If you’re tired of all the political ballyhoo surrounding debt and deficits, says PIMCO’s Mohamed El-Erian, you’re far from alone. However, he says, conflicts over how to deal with high levels of debt and political histrionics over the best ways to do so will be around for a long, long time.
The problems of Europe and the U.S. are somewhat different—the former a solvency problem, the latter political. Yet the results are the same: painful budget restructuring.
In his monthly commentary on Reuters, El-Erian (left) says the best and most painless way to exit a de-levering action, which he defines as “the rehabilitation of balance sheets that have gotten over-indebted to such an extent that they are unsustainable going forward,” is through economic growth.
Growth, however, is not currently an option, unless “policymakers become more serious about a comprehensive and coordinated set of measures to remove structural impediments to sustained economic activity—including steps to improve the functioning of the housing and labor markets, better worker retooling and retraining, enhanced education systems, even more bank lending, improved productive infrastructure, etc.”

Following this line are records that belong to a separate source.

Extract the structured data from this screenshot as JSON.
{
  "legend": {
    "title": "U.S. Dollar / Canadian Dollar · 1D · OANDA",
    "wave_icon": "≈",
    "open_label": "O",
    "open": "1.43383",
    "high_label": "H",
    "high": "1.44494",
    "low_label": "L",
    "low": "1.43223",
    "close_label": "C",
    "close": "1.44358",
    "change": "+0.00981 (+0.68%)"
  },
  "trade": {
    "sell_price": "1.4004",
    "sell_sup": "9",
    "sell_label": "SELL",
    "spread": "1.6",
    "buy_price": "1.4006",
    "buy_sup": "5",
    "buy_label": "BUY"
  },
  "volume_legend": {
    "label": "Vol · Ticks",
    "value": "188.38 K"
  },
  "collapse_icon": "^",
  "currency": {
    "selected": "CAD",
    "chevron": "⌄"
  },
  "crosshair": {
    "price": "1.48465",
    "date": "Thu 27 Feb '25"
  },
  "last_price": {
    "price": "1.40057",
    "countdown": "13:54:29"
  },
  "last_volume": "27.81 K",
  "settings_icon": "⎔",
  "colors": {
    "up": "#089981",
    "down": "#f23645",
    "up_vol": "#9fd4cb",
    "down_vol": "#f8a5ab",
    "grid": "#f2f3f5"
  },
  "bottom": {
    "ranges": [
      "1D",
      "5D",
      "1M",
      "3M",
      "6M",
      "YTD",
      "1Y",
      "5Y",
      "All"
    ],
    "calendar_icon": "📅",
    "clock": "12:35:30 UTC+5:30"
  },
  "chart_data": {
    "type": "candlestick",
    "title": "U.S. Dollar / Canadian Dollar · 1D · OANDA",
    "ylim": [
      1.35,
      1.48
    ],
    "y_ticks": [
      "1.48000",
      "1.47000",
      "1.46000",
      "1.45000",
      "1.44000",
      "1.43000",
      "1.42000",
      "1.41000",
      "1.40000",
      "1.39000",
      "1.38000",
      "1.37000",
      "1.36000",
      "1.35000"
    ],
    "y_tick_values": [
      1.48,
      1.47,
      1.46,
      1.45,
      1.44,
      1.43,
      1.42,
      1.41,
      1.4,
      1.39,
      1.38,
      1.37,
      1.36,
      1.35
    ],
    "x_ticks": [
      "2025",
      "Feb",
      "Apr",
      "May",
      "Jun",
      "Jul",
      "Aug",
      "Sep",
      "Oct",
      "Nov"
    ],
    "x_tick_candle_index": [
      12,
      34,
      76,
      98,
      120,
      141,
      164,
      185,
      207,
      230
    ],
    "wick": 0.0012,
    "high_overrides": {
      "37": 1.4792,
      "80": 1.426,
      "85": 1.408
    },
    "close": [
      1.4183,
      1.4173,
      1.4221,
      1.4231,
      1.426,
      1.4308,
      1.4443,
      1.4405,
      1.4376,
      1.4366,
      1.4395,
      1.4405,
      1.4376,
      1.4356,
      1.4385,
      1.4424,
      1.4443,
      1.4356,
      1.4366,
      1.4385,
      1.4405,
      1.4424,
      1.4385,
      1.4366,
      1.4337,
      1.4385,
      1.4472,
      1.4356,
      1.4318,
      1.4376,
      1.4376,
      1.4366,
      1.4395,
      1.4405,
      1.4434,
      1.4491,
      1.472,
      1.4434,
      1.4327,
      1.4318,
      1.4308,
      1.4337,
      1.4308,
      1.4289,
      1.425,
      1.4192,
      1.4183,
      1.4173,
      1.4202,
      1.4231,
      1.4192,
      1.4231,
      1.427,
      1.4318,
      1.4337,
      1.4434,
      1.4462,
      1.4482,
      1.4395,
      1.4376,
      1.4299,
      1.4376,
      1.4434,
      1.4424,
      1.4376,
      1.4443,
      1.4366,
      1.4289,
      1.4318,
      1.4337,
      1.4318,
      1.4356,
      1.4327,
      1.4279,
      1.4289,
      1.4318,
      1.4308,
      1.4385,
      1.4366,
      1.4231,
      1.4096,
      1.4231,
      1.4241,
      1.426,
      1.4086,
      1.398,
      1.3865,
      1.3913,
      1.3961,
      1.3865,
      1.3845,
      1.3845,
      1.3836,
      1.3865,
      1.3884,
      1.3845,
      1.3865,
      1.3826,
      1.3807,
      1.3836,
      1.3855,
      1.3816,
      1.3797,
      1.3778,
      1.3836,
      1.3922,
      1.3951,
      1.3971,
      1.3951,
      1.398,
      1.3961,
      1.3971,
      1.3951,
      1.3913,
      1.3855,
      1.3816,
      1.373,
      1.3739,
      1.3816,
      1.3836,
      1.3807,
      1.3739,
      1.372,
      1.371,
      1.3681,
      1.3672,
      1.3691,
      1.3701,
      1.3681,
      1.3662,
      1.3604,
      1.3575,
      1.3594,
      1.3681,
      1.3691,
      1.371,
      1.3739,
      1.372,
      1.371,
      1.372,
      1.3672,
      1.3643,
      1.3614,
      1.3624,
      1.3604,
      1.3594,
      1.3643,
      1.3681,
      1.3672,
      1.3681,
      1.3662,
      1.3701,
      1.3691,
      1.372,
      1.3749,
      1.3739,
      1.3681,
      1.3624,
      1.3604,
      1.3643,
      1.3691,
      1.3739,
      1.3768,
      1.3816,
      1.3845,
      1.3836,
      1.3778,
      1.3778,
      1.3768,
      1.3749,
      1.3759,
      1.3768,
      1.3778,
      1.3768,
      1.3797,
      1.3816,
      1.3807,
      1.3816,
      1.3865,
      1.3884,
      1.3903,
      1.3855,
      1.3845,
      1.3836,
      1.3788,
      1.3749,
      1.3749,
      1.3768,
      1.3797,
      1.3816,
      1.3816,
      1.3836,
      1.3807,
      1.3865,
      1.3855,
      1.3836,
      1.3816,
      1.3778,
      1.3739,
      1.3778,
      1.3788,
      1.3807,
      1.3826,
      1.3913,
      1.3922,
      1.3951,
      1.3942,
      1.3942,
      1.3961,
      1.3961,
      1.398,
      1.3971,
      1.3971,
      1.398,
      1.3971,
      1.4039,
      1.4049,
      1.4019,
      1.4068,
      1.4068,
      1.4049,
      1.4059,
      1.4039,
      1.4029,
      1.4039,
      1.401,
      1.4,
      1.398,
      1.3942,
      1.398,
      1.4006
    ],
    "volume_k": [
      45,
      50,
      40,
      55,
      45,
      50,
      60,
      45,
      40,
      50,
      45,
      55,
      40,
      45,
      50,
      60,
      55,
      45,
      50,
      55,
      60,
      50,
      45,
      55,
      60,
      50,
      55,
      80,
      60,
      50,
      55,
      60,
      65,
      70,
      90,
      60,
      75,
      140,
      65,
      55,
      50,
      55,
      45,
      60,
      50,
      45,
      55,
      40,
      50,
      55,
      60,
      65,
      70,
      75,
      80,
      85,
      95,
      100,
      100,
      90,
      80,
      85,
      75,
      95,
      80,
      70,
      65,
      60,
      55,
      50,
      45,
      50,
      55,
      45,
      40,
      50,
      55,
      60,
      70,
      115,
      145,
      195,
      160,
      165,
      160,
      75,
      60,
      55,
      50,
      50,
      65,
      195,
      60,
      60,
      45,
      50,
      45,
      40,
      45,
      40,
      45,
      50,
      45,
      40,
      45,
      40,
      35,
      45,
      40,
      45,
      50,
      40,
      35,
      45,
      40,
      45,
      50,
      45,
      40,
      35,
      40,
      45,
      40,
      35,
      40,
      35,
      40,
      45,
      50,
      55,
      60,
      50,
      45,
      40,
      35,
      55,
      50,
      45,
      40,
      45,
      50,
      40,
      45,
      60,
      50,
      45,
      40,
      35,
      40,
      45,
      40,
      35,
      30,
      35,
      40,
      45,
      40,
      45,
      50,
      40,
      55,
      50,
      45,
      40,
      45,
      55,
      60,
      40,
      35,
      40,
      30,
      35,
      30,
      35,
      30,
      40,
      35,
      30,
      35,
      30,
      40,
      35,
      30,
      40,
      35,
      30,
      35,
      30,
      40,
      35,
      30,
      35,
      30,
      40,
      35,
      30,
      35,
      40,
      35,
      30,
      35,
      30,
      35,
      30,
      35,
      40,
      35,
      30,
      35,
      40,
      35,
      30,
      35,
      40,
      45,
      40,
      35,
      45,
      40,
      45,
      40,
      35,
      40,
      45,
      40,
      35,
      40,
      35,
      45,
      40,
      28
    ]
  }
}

None of this is happening, however, on either side of the pond, leaving four less desirable solutions to be tried.
The first of these is default, the second austerity—both strategies also available to individuals. The third and fourth, only available to governments, are inflation and “’financial repression,’ that is, paying millions of depositors and creditors much less than they deserve in order to divert funding to debt payments.”
Greece, Ireland and Portugal have opted for austerity, with Greece also doing some restructuring. They are also, says El-Erian, “benefiting from the willingness of their European neighbors to financially repress their citizens in order to provide additional official funding.”
The U.S., he adds, talks about austerity, but actually uses financial repression via “extremely low interest rates for an exceptionally long time.” But that will not suffice, he says, predicting intensified financial repression and generation of unanticipated inflation. At some point, both spending and tax measures will be involved.
As governments try various combinations of these strategies, says El-Erian, there will be periods of high drama mixed with the tedium of painful austerity, and no one can escape.
“The best we can do,” he concludes, “is to understand the process, including what governments will do. In this way, we can try to minimize, though never eliminate, the adverse impact of de-levering.”